900 euro riscatto laurea per il personale scolastico, la proposta di legge Bucalo apre la strada alla pensione anticipata e contrasta il bornout. L’iniziativa nasce dall’impulso del sindacato Anief diretto da Marcello Pacifico e sostenuta da oltre 120.000 firme
900 euro riscatto laurea ovvero un sogno che potrebbe concretizzarsi a breve. Una svolta attesa da anni per il personale scolastico: riscattare la laurea a soli 900 euro l’anno, contro gli oltre 6.076 attuali. È quanto prevede il disegno di legge 1413/2025, presentato in Parlamento dalla senatrice Carmela Bucalo, esponente di Fratelli d’Italia, con l’obiettivo di contrastare il burnout e favorire l’uscita anticipata dal servizio.
900 euro riscatto laurea: la spinta arriva da Anief
La proposta, sostenuta da oltre 120.000 firme raccolte dal sindacato Anief, interessa circa 1,2 milioni di lavoratori del comparto istruzione e ricerca: docenti, dirigenti, personale ATA e ricercatori, tutti con l’obbiettivo comune di trasformare gli anni universitari in contributi utili.
Una riforma per alleggerire il peso degli anni di studio
Il cuore del disegno di legge è l’introduzione di un’aliquota agevolata del 5%, che abbatterebbe drasticamente i costi del riscatto universitario. Attualmente, riscattare una laurea magistrale quinquennale, secondo i dati Inps costa oltre 30.000 euro. Con la nuova misura, la spesa scenderebbe a 4.500 euro complessivi. Con il riscatto agevolato, i lavoratori del comparto scuola potrebbero andare in pensione a 61 anni, senza penalizzazioni sull’assegno previdenziale.

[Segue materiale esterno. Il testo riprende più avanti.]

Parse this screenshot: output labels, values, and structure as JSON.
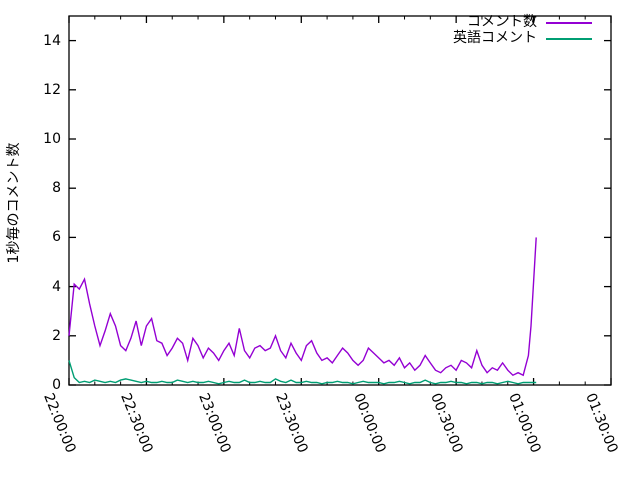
{
  "chart_data": {
    "type": "line",
    "title": "",
    "xlabel": "",
    "ylabel": "1秒毎のコメント数",
    "ylim": [
      0,
      15
    ],
    "y_ticks": [
      0,
      2,
      4,
      6,
      8,
      10,
      12,
      14
    ],
    "y_tick_labels": [
      "0",
      "2",
      "4",
      "6",
      "8",
      "10",
      "12",
      "14"
    ],
    "x_unit": "minutes since 22:00:00",
    "xlim_minutes": [
      0,
      210
    ],
    "x_tick_minutes": [
      0,
      30,
      60,
      90,
      120,
      150,
      180,
      210
    ],
    "x_tick_labels": [
      "22:00:00",
      "22:30:00",
      "23:00:00",
      "23:30:00",
      "00:00:00",
      "00:30:00",
      "01:00:00",
      "01:30:00"
    ],
    "x_minor_step_minutes": 10,
    "grid": false,
    "legend_position": "top-right-inside",
    "x": [
      0,
      2,
      4,
      6,
      8,
      10,
      12,
      14,
      16,
      18,
      20,
      22,
      24,
      26,
      28,
      30,
      32,
      34,
      36,
      38,
      40,
      42,
      44,
      46,
      48,
      50,
      52,
      54,
      56,
      58,
      60,
      62,
      64,
      66,
      68,
      70,
      72,
      74,
      76,
      78,
      80,
      82,
      84,
      86,
      88,
      90,
      92,
      94,
      96,
      98,
      100,
      102,
      104,
      106,
      108,
      110,
      112,
      114,
      116,
      118,
      120,
      122,
      124,
      126,
      128,
      130,
      132,
      134,
      136,
      138,
      140,
      142,
      144,
      146,
      148,
      150,
      152,
      154,
      156,
      158,
      160,
      162,
      164,
      166,
      168,
      170,
      172,
      174,
      176,
      178,
      179,
      180,
      181
    ],
    "series": [
      {
        "name": "コメント数",
        "color": "#9400d3",
        "values": [
          2.0,
          4.1,
          3.9,
          4.3,
          3.3,
          2.4,
          1.6,
          2.2,
          2.9,
          2.4,
          1.6,
          1.4,
          1.9,
          2.6,
          1.6,
          2.4,
          2.7,
          1.8,
          1.7,
          1.2,
          1.5,
          1.9,
          1.7,
          1.0,
          1.9,
          1.6,
          1.1,
          1.5,
          1.3,
          1.0,
          1.4,
          1.7,
          1.2,
          2.3,
          1.4,
          1.1,
          1.5,
          1.6,
          1.4,
          1.5,
          2.0,
          1.4,
          1.1,
          1.7,
          1.3,
          1.0,
          1.6,
          1.8,
          1.3,
          1.0,
          1.1,
          0.9,
          1.2,
          1.5,
          1.3,
          1.0,
          0.8,
          1.0,
          1.5,
          1.3,
          1.1,
          0.9,
          1.0,
          0.8,
          1.1,
          0.7,
          0.9,
          0.6,
          0.8,
          1.2,
          0.9,
          0.6,
          0.5,
          0.7,
          0.8,
          0.6,
          1.0,
          0.9,
          0.7,
          1.4,
          0.8,
          0.5,
          0.7,
          0.6,
          0.9,
          0.6,
          0.4,
          0.5,
          0.4,
          1.2,
          2.4,
          4.2,
          6.0
        ]
      },
      {
        "name": "英語コメント",
        "color": "#009e73",
        "values": [
          1.0,
          0.3,
          0.1,
          0.15,
          0.1,
          0.2,
          0.15,
          0.1,
          0.15,
          0.1,
          0.2,
          0.25,
          0.2,
          0.15,
          0.1,
          0.15,
          0.1,
          0.1,
          0.15,
          0.1,
          0.1,
          0.2,
          0.15,
          0.1,
          0.15,
          0.1,
          0.1,
          0.15,
          0.1,
          0.05,
          0.1,
          0.15,
          0.1,
          0.1,
          0.2,
          0.1,
          0.1,
          0.15,
          0.1,
          0.1,
          0.25,
          0.15,
          0.1,
          0.2,
          0.1,
          0.1,
          0.15,
          0.1,
          0.1,
          0.05,
          0.1,
          0.1,
          0.15,
          0.1,
          0.1,
          0.05,
          0.1,
          0.15,
          0.1,
          0.1,
          0.1,
          0.05,
          0.1,
          0.1,
          0.15,
          0.1,
          0.05,
          0.1,
          0.1,
          0.2,
          0.1,
          0.05,
          0.1,
          0.1,
          0.15,
          0.1,
          0.1,
          0.05,
          0.1,
          0.1,
          0.05,
          0.1,
          0.1,
          0.05,
          0.1,
          0.15,
          0.1,
          0.05,
          0.1,
          0.1,
          0.1,
          0.1,
          0.1
        ]
      }
    ]
  },
  "colors": {
    "background": "#ffffff",
    "axis": "#000000",
    "text": "#000000",
    "series_comment_count": "#9400d3",
    "series_english_comment": "#009e73"
  }
}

Gli uomini con 37 anni di contributi, le donne con 36. Un cambiamento che aprirebbe nuove prospettive nella pianificazione della carriera scolastica.
“È una proposta di giustizia sociale – spiega la senatrice Bucalo –. Riconoscere il valore degli anni di studio ai fini pensionistici significa dare dignità al percorso di chi ha scelto di formarsi per educare gli altri”.
L’iter legislativo
La proposta, attende la calendarizzazione in Commissione entro fine marzo. “Nel momento in cui viene calendarizzata iniziano le audizioni, fase importante che ci permette di confrontarci con sindacati e associazioni – ha dichiarato Bucalo – dopodiché inizierà la fase più cruciale: il dialogo con i ministeri competenti”.
Secondo una recente indagine dell’Università Bicocca, quasi un insegnante su due soffre di burnout, un dato che rafforza la necessità di interventi concreti.
“Questa non è solo una riforma previdenziale – conclude la senatrice –. È una risposta a un disagio reale, vissuto ogni giorno nelle scuole italiane”.